Environnement - Terrains pollués : les questions d'urbanisme en suspens
La loi du 30 juillet 2003 relative à la prévention des risques technologiques et naturels et à la réparation des dommages et son décret d’application du 7 septembre 2005 ont jeté un pont entre le droit de l’environnement et celui de l’urbanisme pour traiter la question des terrains abandonnés par les exploitants soumis au régime des installations classées. Mais le dispositif prévu par ces textes s’avère incomplet et particulièrement complexe à mettre en œuvre. Un colloque co-organisé le 30 mars par la Chambre des notaires de Paris et le Groupement de recherche sur les institutions et le droit de l’aménagement, de l’urbanisme et de l’habitat (Gridauh) a tenté d’en éclairer les principaux aspects et a pointé ses lacunes.

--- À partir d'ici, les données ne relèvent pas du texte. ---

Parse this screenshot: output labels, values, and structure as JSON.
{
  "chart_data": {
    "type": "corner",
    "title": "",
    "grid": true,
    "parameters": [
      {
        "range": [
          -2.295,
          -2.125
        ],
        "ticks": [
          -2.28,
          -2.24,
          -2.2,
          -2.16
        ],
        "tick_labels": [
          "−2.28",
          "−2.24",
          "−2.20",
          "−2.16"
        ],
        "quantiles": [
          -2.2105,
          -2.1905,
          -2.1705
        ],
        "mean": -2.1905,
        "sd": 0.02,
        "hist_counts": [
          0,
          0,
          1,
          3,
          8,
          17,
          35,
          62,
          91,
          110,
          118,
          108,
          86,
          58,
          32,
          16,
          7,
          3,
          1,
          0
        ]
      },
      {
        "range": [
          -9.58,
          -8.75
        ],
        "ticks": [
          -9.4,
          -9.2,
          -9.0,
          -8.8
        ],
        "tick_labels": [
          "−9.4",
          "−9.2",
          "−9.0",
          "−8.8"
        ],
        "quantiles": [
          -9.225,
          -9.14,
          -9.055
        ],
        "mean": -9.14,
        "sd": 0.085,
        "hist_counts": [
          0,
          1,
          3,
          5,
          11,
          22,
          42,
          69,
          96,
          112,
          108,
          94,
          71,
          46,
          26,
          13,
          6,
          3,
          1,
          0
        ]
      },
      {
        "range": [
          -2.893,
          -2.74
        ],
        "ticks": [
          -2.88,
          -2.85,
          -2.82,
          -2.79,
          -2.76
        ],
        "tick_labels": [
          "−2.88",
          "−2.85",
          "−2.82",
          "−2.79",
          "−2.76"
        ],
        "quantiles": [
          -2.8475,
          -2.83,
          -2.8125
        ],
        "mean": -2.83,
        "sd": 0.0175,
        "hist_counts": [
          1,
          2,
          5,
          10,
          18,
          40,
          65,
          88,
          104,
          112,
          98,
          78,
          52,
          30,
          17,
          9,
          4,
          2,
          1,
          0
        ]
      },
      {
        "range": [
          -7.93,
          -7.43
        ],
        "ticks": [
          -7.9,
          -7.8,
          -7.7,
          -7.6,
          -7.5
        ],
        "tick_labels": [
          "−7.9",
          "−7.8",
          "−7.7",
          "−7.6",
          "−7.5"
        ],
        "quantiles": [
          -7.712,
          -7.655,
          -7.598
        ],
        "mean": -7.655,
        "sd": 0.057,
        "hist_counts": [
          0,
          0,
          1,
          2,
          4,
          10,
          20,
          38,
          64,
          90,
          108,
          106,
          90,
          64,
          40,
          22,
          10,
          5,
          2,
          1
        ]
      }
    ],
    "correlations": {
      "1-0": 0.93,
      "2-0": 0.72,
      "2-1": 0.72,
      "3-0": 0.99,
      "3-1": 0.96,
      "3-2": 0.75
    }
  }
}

Yves Jégouzo, directeur du Gridauh, a rappelé la chaîne des responsabilités. Lors de la cessation d’activité, l’exploitant a l’initiative de la remise en sécurité et doit faire une proposition au maire sur l’usage futur du site. Ce dernier a trois mois pour donner ou non son feu vert. Si le maire n’est pas d’accord avec la proposition de l’exploitant, l’usage du terrain est gelé, c’est-à-dire que l’usage retenu est comparable à celui de la dernière période d’exploitation de l’installation mise à l’arrêt. Si l’accord sur l’usage ou le changement d’usage se traduit par des normes de sécurité plus élevées se pose le problème de l’articulation avec les évolutions du plan local d’urbanisme (PLU). Si l’exploitant lui-même propose le gel du terrain et que le maire s’y oppose car il le juge incompatible avec l’urbanisation du secteur, l’arbitrage du préfet est requis.

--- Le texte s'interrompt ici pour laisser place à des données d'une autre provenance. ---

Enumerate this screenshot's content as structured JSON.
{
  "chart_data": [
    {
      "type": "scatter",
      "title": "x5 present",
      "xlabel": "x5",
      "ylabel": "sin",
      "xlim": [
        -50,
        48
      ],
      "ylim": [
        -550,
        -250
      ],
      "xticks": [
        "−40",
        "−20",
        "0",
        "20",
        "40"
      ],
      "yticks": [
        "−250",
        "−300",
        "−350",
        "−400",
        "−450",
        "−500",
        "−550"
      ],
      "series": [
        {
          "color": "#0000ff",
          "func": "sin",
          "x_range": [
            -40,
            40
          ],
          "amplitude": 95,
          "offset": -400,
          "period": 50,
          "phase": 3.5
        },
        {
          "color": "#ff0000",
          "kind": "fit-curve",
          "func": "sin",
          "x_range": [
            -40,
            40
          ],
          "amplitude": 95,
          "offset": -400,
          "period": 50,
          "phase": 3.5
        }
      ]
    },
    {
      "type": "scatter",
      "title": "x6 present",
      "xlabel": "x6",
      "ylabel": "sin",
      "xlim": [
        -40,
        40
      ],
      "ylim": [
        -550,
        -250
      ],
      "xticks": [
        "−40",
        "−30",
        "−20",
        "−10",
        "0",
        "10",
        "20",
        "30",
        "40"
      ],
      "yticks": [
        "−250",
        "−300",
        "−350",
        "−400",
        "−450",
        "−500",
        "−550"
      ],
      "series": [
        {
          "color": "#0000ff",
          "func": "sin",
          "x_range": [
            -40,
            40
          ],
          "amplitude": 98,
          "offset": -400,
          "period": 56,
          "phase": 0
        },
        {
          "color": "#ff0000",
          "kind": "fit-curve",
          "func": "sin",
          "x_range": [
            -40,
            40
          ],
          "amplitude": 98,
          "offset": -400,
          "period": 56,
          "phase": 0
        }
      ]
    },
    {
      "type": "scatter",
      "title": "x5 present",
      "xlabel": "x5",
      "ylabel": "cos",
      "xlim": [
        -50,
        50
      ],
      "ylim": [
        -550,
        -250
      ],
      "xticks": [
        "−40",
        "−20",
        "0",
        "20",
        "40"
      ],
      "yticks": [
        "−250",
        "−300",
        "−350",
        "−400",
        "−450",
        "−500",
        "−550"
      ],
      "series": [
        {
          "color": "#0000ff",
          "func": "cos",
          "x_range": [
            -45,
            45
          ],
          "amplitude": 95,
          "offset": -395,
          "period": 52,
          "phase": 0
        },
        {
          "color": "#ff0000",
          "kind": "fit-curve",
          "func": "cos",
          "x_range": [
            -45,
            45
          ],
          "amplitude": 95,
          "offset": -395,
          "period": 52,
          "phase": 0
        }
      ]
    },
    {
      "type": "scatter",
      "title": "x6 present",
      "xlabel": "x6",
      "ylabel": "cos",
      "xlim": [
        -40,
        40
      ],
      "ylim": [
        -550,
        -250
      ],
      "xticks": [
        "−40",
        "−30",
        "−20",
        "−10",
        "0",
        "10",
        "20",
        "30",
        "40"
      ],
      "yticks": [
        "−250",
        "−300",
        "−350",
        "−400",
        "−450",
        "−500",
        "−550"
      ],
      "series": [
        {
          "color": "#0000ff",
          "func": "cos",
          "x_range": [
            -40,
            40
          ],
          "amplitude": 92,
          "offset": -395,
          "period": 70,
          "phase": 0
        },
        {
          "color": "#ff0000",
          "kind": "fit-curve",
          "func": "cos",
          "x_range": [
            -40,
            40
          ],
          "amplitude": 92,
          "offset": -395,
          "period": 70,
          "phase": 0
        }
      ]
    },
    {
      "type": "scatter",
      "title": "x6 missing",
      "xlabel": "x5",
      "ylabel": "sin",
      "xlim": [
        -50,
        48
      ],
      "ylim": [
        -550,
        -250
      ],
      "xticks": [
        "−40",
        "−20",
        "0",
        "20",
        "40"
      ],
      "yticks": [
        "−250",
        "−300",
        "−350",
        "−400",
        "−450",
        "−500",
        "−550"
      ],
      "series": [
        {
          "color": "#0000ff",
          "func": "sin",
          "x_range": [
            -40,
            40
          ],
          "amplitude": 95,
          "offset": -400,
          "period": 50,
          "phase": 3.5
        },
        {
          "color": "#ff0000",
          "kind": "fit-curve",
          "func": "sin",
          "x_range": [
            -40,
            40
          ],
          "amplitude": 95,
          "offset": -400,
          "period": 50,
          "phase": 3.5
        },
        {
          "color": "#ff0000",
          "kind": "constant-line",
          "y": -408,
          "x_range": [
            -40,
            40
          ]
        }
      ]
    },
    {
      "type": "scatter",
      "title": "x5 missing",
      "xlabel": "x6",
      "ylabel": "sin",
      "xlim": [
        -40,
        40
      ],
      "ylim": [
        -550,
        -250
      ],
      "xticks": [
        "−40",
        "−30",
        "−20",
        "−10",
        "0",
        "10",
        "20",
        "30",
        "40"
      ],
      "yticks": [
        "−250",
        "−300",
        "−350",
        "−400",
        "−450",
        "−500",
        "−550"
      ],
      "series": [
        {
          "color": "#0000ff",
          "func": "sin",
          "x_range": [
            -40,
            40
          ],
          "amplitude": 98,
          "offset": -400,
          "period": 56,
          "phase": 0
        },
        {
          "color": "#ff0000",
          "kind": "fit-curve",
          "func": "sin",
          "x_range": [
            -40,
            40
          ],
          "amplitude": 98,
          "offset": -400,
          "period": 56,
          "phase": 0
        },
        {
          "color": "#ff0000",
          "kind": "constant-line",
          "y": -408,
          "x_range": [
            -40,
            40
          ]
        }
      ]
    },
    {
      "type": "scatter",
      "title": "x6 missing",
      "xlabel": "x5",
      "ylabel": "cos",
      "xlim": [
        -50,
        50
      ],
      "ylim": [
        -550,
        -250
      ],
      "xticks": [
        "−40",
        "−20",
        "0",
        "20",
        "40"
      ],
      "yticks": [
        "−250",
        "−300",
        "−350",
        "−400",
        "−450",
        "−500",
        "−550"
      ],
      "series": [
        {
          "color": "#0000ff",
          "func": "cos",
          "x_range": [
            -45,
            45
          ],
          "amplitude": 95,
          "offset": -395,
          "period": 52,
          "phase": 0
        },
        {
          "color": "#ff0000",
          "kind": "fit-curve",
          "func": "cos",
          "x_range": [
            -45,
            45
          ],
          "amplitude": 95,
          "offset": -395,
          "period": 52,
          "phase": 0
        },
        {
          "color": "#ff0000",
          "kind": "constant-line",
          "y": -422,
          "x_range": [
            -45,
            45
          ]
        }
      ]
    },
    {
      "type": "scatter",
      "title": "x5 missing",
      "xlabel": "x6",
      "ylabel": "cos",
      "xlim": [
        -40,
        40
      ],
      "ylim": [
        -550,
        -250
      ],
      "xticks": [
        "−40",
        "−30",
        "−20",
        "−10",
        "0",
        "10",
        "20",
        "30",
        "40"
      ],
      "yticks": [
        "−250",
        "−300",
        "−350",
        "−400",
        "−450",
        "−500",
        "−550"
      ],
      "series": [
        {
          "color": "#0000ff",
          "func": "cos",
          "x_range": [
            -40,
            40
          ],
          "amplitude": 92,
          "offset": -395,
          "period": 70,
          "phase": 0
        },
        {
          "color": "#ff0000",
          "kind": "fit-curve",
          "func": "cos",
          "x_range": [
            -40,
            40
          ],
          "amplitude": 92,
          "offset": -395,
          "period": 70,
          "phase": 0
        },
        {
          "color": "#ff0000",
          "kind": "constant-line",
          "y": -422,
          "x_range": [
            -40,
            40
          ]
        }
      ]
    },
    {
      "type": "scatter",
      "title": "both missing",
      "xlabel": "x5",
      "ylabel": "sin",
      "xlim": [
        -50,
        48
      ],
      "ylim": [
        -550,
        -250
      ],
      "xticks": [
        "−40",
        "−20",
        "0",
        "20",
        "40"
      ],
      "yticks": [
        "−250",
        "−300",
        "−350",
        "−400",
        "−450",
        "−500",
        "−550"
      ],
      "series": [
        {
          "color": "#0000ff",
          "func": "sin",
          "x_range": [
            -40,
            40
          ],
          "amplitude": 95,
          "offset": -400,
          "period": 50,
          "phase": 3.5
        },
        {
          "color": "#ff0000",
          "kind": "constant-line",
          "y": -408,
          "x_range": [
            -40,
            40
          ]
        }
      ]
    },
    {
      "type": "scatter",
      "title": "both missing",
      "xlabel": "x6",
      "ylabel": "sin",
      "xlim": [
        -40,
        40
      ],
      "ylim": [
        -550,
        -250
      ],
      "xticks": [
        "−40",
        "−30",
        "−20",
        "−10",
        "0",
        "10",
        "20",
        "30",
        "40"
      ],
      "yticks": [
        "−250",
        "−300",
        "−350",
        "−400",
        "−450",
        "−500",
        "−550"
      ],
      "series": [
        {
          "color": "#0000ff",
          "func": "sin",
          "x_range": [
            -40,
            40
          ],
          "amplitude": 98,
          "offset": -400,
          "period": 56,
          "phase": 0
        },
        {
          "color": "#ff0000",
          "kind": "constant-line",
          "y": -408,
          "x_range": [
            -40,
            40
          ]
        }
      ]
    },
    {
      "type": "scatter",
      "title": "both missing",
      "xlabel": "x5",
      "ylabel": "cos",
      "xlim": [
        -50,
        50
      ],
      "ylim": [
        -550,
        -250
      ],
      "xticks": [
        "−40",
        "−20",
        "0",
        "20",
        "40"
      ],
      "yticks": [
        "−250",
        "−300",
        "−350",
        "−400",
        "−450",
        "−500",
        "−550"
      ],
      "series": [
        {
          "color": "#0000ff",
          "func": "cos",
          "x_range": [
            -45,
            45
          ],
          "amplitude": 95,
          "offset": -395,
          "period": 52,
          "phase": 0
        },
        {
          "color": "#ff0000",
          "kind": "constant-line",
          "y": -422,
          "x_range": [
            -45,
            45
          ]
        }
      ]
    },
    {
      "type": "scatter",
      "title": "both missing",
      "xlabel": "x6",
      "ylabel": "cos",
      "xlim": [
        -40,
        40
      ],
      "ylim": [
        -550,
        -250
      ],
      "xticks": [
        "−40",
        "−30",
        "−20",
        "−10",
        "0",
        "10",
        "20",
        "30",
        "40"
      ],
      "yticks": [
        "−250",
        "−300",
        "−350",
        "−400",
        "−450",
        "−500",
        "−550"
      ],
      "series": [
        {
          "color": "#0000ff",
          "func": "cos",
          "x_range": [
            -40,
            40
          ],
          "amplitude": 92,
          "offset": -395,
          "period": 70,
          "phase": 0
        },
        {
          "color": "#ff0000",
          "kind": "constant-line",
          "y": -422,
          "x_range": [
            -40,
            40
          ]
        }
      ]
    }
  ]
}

Pour Yves Jégouzo, il y a "un passage de témoin incomplet de la police des installations classées au droit de l’urbanisme" car selon lui, "le maire, autorité d’urbanisme de droit commun, n’a pas toujours les instruments nécessaires pour effectuer les contrôles et obtenir les garanties juridiques nécessaires". S’il a la possibilité de refuser un permis de construire sur un site pollué, il ne peut pas le subordonner à des prescriptions faute de pouvoir exiger de l’aménageur tous les documents permettant de s’assurer qu’avec des travaux de dépollution, le terrain ne présentera plus de risque. Depuis la réforme des autorisations d’urbanisme, la liste des pièces exigées du pétitionnaire a été limitée et ce type d’études n’y figure pas, a souligné Yves Jégouzo.

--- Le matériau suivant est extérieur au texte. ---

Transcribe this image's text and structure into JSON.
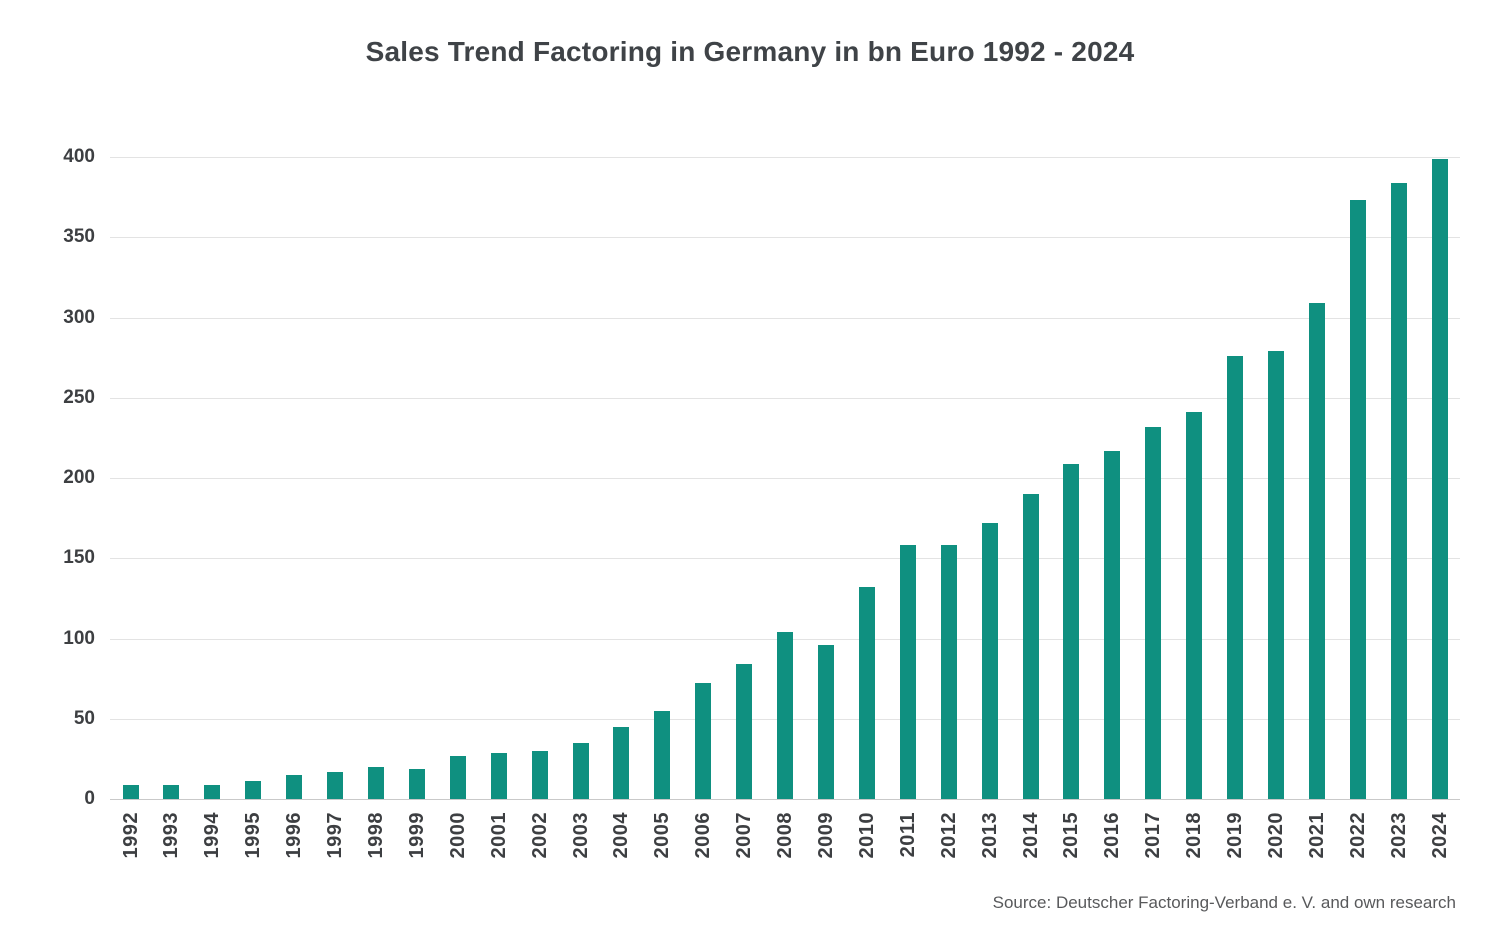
{
  "title": "Sales Trend Factoring in Germany in bn Euro 1992 - 2024",
  "source": "Source: Deutscher Factoring-Verband e. V. and own research",
  "colors": {
    "bar": "#0F9080",
    "grid": "#E3E3E3",
    "baseline": "#C9C9C9",
    "title_text": "#3F4347",
    "axis_text": "#3D3F42",
    "source_text": "#58595B",
    "background": "#FFFFFF"
  },
  "chart_data": {
    "type": "bar",
    "title": "Sales Trend Factoring in Germany in bn Euro 1992 - 2024",
    "xlabel": "",
    "ylabel": "",
    "categories": [
      "1992",
      "1993",
      "1994",
      "1995",
      "1996",
      "1997",
      "1998",
      "1999",
      "2000",
      "2001",
      "2002",
      "2003",
      "2004",
      "2005",
      "2006",
      "2007",
      "2008",
      "2009",
      "2010",
      "2011",
      "2012",
      "2013",
      "2014",
      "2015",
      "2016",
      "2017",
      "2018",
      "2019",
      "2020",
      "2021",
      "2022",
      "2023",
      "2024"
    ],
    "values": [
      9,
      9,
      9,
      11,
      15,
      17,
      20,
      19,
      27,
      29,
      30,
      35,
      45,
      55,
      72,
      84,
      104,
      96,
      132,
      158,
      158,
      172,
      190,
      209,
      217,
      232,
      241,
      276,
      279,
      309,
      373,
      384,
      399
    ],
    "ylim": [
      0,
      400
    ],
    "yticks": [
      0,
      50,
      100,
      150,
      200,
      250,
      300,
      350,
      400
    ],
    "grid": "horizontal-only",
    "legend": "none",
    "annotation": "Source: Deutscher Factoring-Verband e. V. and own research"
  }
}
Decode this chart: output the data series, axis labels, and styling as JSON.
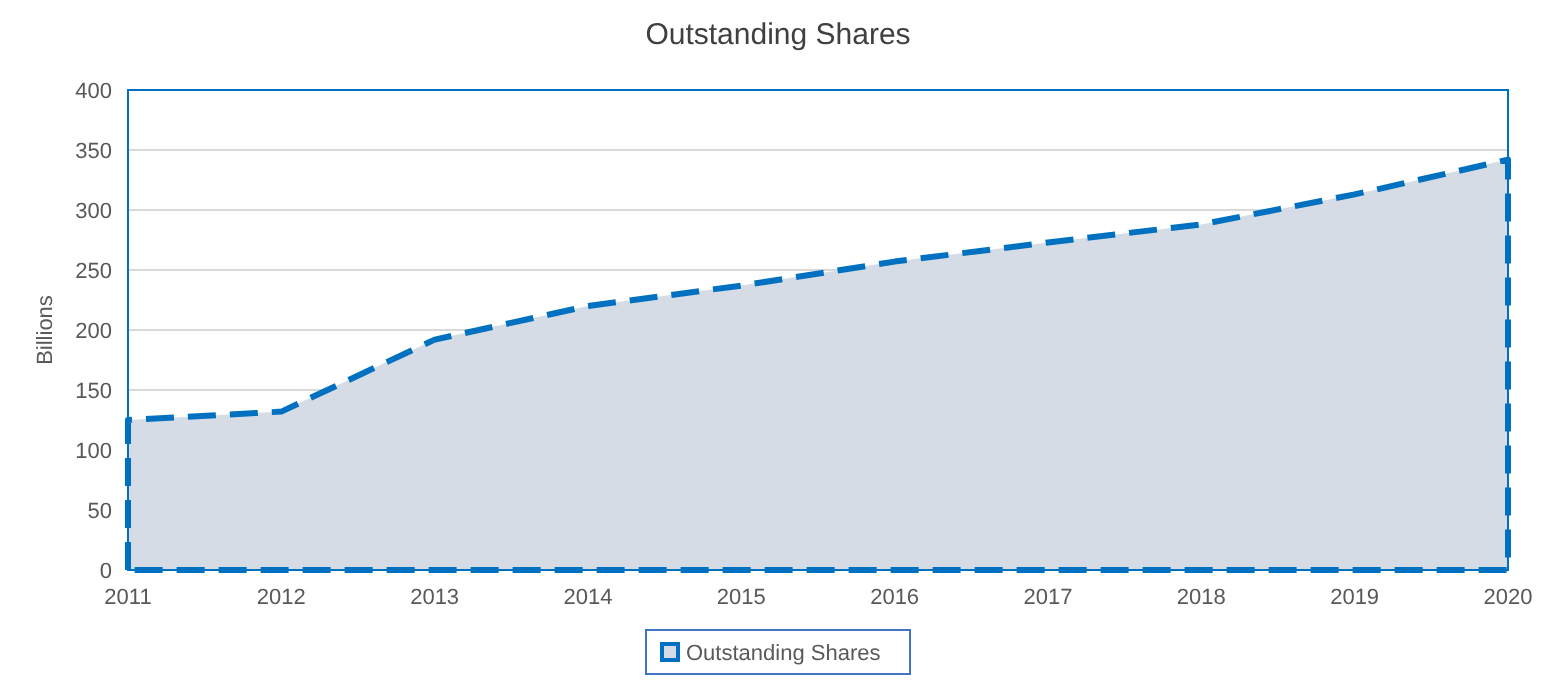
{
  "chart_data": {
    "type": "area",
    "title": "Outstanding Shares",
    "ylabel": "Billions",
    "x": [
      2011,
      2012,
      2013,
      2014,
      2015,
      2016,
      2017,
      2018,
      2019,
      2020
    ],
    "series": [
      {
        "name": "Outstanding Shares",
        "color": "#d6dce5",
        "values": [
          125,
          132,
          192,
          220,
          237,
          257,
          273,
          288,
          313,
          342
        ]
      }
    ],
    "xlim": [
      2011,
      2020
    ],
    "xticks": [
      2011,
      2012,
      2013,
      2014,
      2015,
      2016,
      2017,
      2018,
      2019,
      2020
    ],
    "ylim": [
      0,
      400
    ],
    "yticks": [
      0,
      50,
      100,
      150,
      200,
      250,
      300,
      350,
      400
    ],
    "grid": "y",
    "legend": "bottom",
    "line_style": "dashed"
  }
}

Si l’obligation de remise en état du site pèse d’abord sur la personne du dernier exploitant, la loi de 2003 et le décret de 2005 ont aussi prévu que l’aménageur changeant l’usage du site en devienne responsable et soit tenu d’en faire la dépollution complémentaire, a confirmé Eliane Frémeaux, notaire à Paris. Reste la question des sites orphelins. Si l’exploitant est introuvable, l’Ademe peut prendre en charge in fine les coûts de dépollution mais via la législation sur les déchets, le propriétaire peut aussi être tenu responsable.
Pour Philippe Baffert, chef du bureau de la législation de l’urbanisme au ministère de l’Ecologie, la loi de 2003 ne règle en rien les questions d’urbanisme. En se limitant au moment où l’exploitant cesse son activité, elle s’est focalisée sur les obligations incombant à ce dernier. "Cela relève de la police de la dépollution et du traitement des déchets mais ce n’est pas de l’urbanisme", a-t-il affirmé. Si cette législation est adaptée aux terrains délaissés actuellement par les entreprises, elle ne permet pas de résoudre le problème des sites abandonnés depuis longtemps. Mais pour Philippe Baffert, traiter les trous du dispositif est moins une question de droit que de moyens financiers à allouer à la dépollution des sites.